We caught eyes for a second. It wasn’t electric but it felt essential that gave him some energy in the return. Thank God he couldn’t see my smile under my mask. I was cracking one real heavy. I see you… He was a slim menace with wild knotted hair tamed by a taper. Glasses. Those four-eyed monsters sway me. Levi 511s and a SB Dunks. Those skater dunks with the fat tongue. We only met eyes because I happened to look over his way. It was clear that the universe, his and mine, conspired to make this moment happen.
I often wonder what it is. I often wonder, I do. I’m still the same girl who felt like she caught heaven and hell from all types in her early twenties. I’m still her. Yet, I’m not. I’m a woman now with bruises, scares, demarcations caused by lust, love and life choices. Desire went both ways when I tried to ruin my life, full-speed. I chased highs unimaginable at that point, wanting to get away whatever was labeled as “here.” It cost me a lot. Dating is one of those things I lost in that fire.

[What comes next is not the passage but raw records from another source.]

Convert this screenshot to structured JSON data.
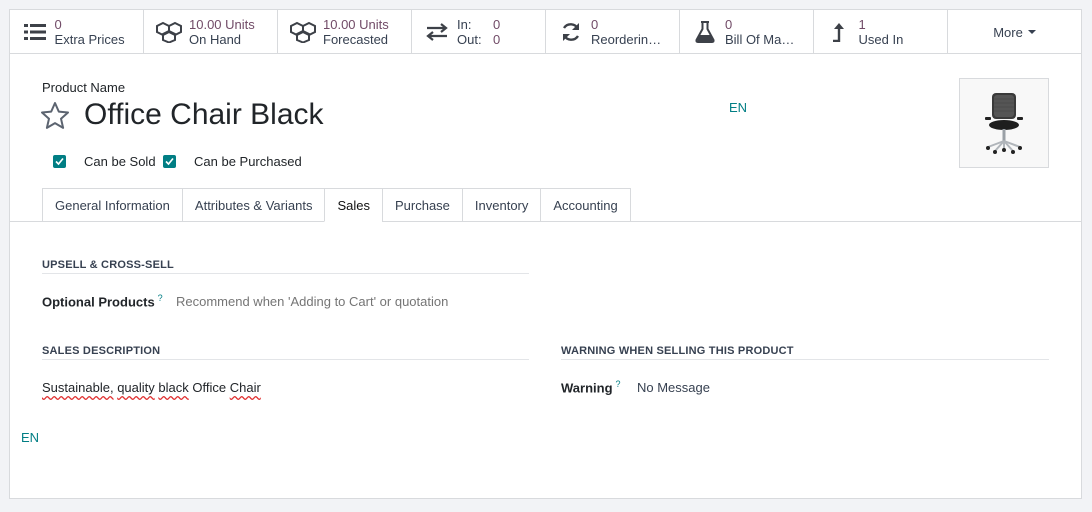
{
  "smart_buttons": {
    "extra_prices": {
      "value": "0",
      "label": "Extra Prices",
      "icon": "list-icon"
    },
    "on_hand": {
      "value": "10.00 Units",
      "label": "On Hand",
      "icon": "cubes-icon"
    },
    "forecasted": {
      "value": "10.00 Units",
      "label": "Forecasted",
      "icon": "cubes-icon"
    },
    "in_out": {
      "in_label": "In:",
      "in_value": "0",
      "out_label": "Out:",
      "out_value": "0",
      "icon": "exchange-icon"
    },
    "reordering": {
      "value": "0",
      "label": "Reordering Rules",
      "icon": "refresh-icon"
    },
    "bom": {
      "value": "0",
      "label": "Bill Of Materials",
      "icon": "flask-icon"
    },
    "used_in": {
      "value": "1",
      "label": "Used In",
      "icon": "level-up-icon"
    },
    "more_label": "More"
  },
  "product": {
    "name_label": "Product Name",
    "name": "Office Chair Black",
    "lang": "EN",
    "can_be_sold_label": "Can be Sold",
    "can_be_sold": true,
    "can_be_purchased_label": "Can be Purchased",
    "can_be_purchased": true
  },
  "tabs": [
    {
      "label": "General Information"
    },
    {
      "label": "Attributes & Variants"
    },
    {
      "label": "Sales",
      "active": true
    },
    {
      "label": "Purchase"
    },
    {
      "label": "Inventory"
    },
    {
      "label": "Accounting"
    }
  ],
  "sales_tab": {
    "upsell_title": "UPSELL & CROSS-SELL",
    "optional_products_label": "Optional Products",
    "optional_products_help": "?",
    "optional_products_placeholder": "Recommend when 'Adding to Cart' or quotation",
    "sales_description_title": "SALES DESCRIPTION",
    "sales_description_words": [
      "Sustainable,",
      "quality",
      "black",
      "Office",
      "Chair"
    ],
    "warning_title": "WARNING WHEN SELLING THIS PRODUCT",
    "warning_label": "Warning",
    "warning_help": "?",
    "warning_value": "No Message",
    "description_lang": "EN"
  },
  "colors": {
    "accent": "#714b67",
    "teal": "#017e84"
  }
}
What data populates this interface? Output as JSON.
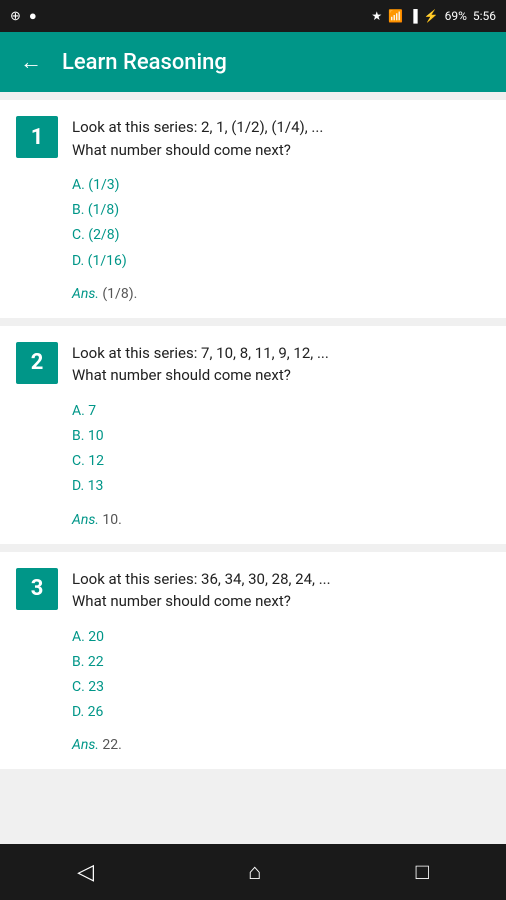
{
  "statusBar": {
    "leftIcons": [
      "⊕",
      "●"
    ],
    "rightItems": [
      "★",
      "WiFi",
      "Signal",
      "⚡",
      "69%",
      "5:56"
    ]
  },
  "appBar": {
    "backLabel": "←",
    "title": "Learn Reasoning"
  },
  "questions": [
    {
      "number": "1",
      "questionText": "Look at this series: 2, 1, (1/2), (1/4), ...\nWhat number should come next?",
      "options": [
        "A. (1/3)",
        "B. (1/8)",
        "C. (2/8)",
        "D. (1/16)"
      ],
      "answerLabel": "Ans.",
      "answerValue": "(1/8)."
    },
    {
      "number": "2",
      "questionText": "Look at this series: 7, 10, 8, 11, 9, 12, ...\nWhat number should come next?",
      "options": [
        "A. 7",
        "B. 10",
        "C. 12",
        "D. 13"
      ],
      "answerLabel": "Ans.",
      "answerValue": "10."
    },
    {
      "number": "3",
      "questionText": "Look at this series: 36, 34, 30, 28, 24, ...\nWhat number should come next?",
      "options": [
        "A. 20",
        "B. 22",
        "C. 23",
        "D. 26"
      ],
      "answerLabel": "Ans.",
      "answerValue": "22."
    }
  ],
  "bottomNav": {
    "backSymbol": "◁",
    "homeSymbol": "⌂",
    "squareSymbol": "□"
  }
}
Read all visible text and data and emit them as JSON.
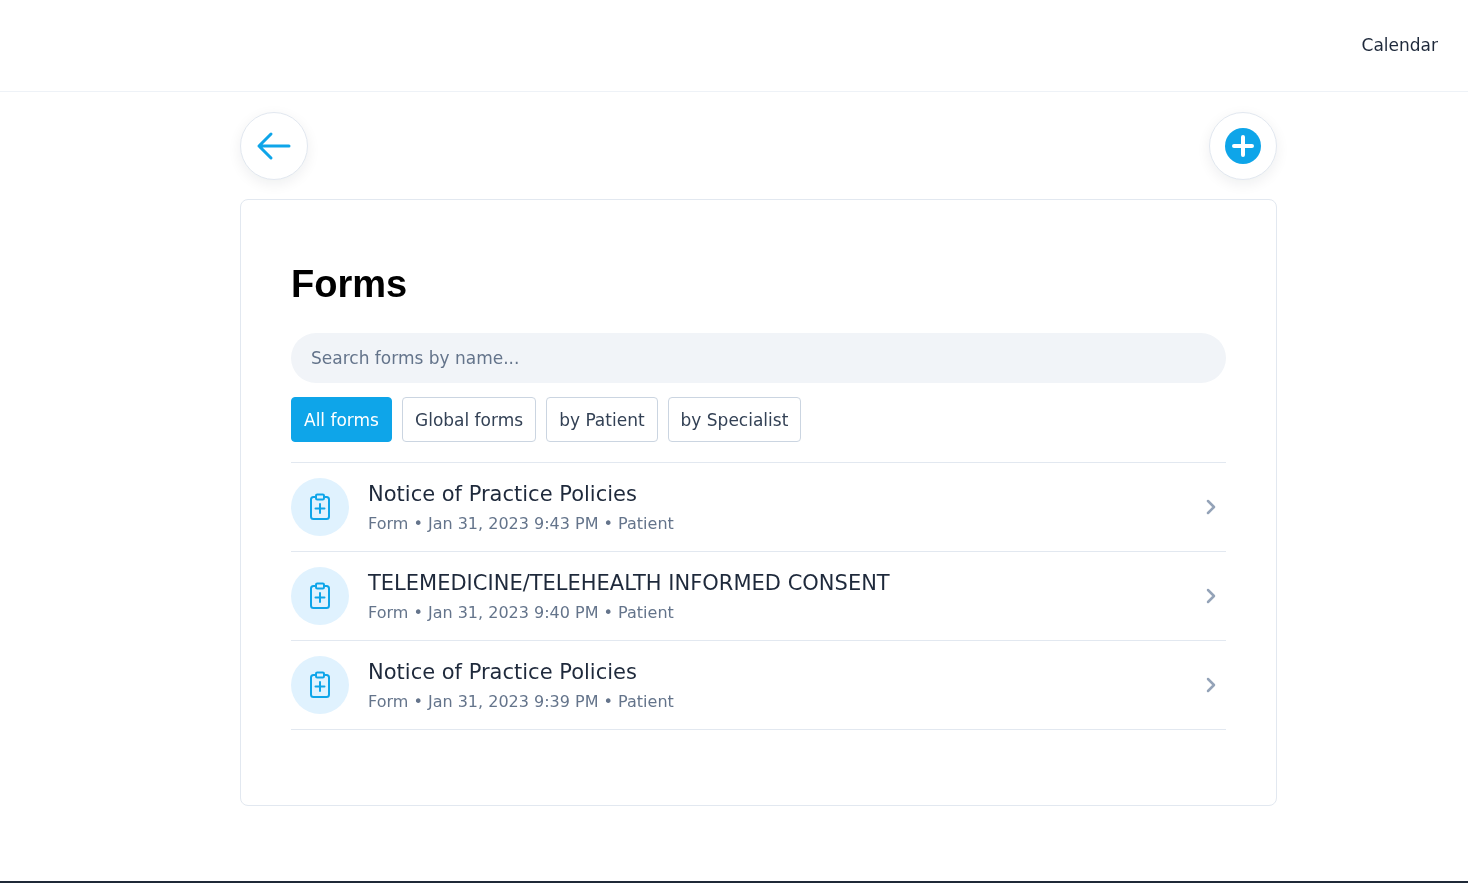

So I break the stare quickly. I can’t entertain a morsel of the shit I get on a daily basis from the men who tried to be a part of my life. Transition my pupils to an Instagram timeline barely updated, flipping through stories already seen. I still see him. Bronze skin like Jesus, a beard lined up in a way that the Messiah would have once he comes back. That’s when the smile broke through on both our parts. I think he knew I messed up. I knew I did. He strides past me, my eyes still everywhere else but where he stood. He adjusts his walk to pick up pace as I check out his kick game. Hella legit, I thought. The 2006 version of me would be weak in the knees; my NikeTalk prince came to save me from one hell of a college choice that to this day still doesn’t make any sense.